Citation:  2017 ASABE Annual International Meeting  1701337.(doi:10.13031/aim.201701337)
Authors:   Fanyi Liu, Jun Chen
Keywords:   cylinder-lifting test, discrete element method, dynamic angle of repose, parameters study, rotating drum test, static angle of repose.

Abstract. Angles of repose measured in various calibration experiments were widely used to determine the micro-parameters of agricultural bulk materials required in discrete element method. However, the effect of these calibration experiments on the calibrated micro-parameters is still uncertain. In this study, difference among the calibrated micro-parameters of wheat was studied qualitatively and quantitatively by two representative tests, namely the cylinder-lifting test (static angle of repose) and the rotating drum test (dynamic angle of repose). The Plackett-Burman design was firstly simulated to screen the micro-parameters which significantly affected the angles of repose. Based on the simulation results of Box-Behnken design, regression models for the static and dynamic angles of repose with the screened micro-parameters were developed, respectively. The qualitatively comparison was conducted by finding a set of micro-parameters which could simultaneously made the simulated static and dynamic angles of repose matching well with the experimental ones.
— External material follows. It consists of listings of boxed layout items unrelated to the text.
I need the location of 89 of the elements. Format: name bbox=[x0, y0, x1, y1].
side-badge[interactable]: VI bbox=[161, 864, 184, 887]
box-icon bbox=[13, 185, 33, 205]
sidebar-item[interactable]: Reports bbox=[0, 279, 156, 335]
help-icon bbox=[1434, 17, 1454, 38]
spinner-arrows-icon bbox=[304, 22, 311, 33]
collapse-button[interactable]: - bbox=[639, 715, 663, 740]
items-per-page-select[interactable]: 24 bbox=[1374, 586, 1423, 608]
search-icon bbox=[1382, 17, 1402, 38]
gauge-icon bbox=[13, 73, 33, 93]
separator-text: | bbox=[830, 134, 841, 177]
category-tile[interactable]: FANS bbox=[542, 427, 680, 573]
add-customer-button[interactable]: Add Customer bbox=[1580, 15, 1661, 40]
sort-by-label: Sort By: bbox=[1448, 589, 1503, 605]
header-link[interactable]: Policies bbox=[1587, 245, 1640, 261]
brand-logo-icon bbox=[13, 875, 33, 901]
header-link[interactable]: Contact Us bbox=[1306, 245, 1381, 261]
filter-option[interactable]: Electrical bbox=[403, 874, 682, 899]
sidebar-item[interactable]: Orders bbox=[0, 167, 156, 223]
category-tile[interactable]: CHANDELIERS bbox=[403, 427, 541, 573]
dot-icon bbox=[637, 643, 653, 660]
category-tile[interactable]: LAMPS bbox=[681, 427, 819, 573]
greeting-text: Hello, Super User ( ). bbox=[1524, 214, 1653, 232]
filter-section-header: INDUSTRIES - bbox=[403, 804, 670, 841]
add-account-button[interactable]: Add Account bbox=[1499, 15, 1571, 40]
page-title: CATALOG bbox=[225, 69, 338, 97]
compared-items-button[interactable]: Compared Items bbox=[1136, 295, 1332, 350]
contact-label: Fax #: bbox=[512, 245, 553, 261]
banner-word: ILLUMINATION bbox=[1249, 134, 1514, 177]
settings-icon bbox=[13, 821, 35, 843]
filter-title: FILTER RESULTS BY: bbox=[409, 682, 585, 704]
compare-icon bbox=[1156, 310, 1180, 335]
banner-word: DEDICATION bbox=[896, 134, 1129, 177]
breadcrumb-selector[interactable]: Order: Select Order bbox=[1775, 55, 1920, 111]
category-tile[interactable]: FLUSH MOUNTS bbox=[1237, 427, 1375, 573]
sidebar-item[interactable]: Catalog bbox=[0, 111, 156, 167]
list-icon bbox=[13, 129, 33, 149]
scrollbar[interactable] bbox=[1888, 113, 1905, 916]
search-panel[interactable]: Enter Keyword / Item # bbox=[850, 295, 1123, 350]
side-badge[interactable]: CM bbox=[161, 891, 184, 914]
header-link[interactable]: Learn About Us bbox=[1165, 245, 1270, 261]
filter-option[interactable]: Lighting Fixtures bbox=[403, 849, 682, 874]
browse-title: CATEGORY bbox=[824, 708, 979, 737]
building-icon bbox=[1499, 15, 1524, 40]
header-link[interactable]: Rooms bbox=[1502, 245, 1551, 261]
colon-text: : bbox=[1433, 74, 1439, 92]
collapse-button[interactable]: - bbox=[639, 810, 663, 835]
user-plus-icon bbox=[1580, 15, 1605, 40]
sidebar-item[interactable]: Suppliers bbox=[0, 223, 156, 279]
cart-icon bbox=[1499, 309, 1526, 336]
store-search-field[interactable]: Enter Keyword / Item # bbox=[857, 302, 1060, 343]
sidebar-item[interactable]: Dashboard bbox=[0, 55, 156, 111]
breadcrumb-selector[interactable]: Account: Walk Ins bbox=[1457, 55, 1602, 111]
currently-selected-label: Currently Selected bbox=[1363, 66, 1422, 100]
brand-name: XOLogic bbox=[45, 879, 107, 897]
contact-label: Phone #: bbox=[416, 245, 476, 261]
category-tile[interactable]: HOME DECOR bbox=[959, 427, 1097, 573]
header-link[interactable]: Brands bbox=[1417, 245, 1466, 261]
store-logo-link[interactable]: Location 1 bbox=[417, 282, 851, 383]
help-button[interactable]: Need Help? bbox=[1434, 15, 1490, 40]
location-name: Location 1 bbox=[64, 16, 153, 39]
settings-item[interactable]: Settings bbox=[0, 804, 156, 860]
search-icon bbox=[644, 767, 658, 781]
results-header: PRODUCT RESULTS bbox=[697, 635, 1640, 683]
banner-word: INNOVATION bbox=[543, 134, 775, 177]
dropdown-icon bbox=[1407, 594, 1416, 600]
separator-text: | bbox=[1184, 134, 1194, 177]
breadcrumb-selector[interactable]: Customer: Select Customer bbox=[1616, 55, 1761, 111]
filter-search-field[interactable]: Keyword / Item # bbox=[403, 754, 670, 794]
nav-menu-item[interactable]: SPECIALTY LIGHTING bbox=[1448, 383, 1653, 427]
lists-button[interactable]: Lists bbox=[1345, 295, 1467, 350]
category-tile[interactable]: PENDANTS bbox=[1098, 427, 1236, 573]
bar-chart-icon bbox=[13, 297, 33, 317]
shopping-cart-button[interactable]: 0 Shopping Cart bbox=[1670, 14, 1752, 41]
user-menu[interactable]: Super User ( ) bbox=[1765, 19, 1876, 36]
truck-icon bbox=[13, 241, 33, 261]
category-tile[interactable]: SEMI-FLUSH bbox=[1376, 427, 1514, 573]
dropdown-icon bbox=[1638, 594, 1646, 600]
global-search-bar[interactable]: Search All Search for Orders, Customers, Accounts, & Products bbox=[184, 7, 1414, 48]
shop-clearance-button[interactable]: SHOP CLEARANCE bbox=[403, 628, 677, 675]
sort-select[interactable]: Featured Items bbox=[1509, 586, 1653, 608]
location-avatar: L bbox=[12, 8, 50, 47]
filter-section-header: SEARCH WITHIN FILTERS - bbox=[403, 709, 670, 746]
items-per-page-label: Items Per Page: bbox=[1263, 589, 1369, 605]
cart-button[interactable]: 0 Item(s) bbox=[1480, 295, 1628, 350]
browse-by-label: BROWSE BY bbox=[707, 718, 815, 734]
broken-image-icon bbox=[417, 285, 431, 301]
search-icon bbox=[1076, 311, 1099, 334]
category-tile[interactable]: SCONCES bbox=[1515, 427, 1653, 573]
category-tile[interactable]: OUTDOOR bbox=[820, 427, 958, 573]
However, no such set of micro-parameters was found, showing that the two calibration tests will lead to different sets of micro-parameters. For quantitatively comparison, two sets of micro-parameters were respectively calibrated and validated by the two tests, from which large difference was found. Specifically, the wheat-wheat coefficient of static friction, the wheat-acrylic coefficient of static friction and the wheat-wheat coefficient of rolling friction were calibrated as 0.40, 0.42 and 0.092 for the static test, 35%~100% higher than the dynamic test (0.20, 0.31 and 0.048). Both the qualitative and quantitative studies indicate that the two calibration experiments have an effect on the calibrated micro-parameters of wheat.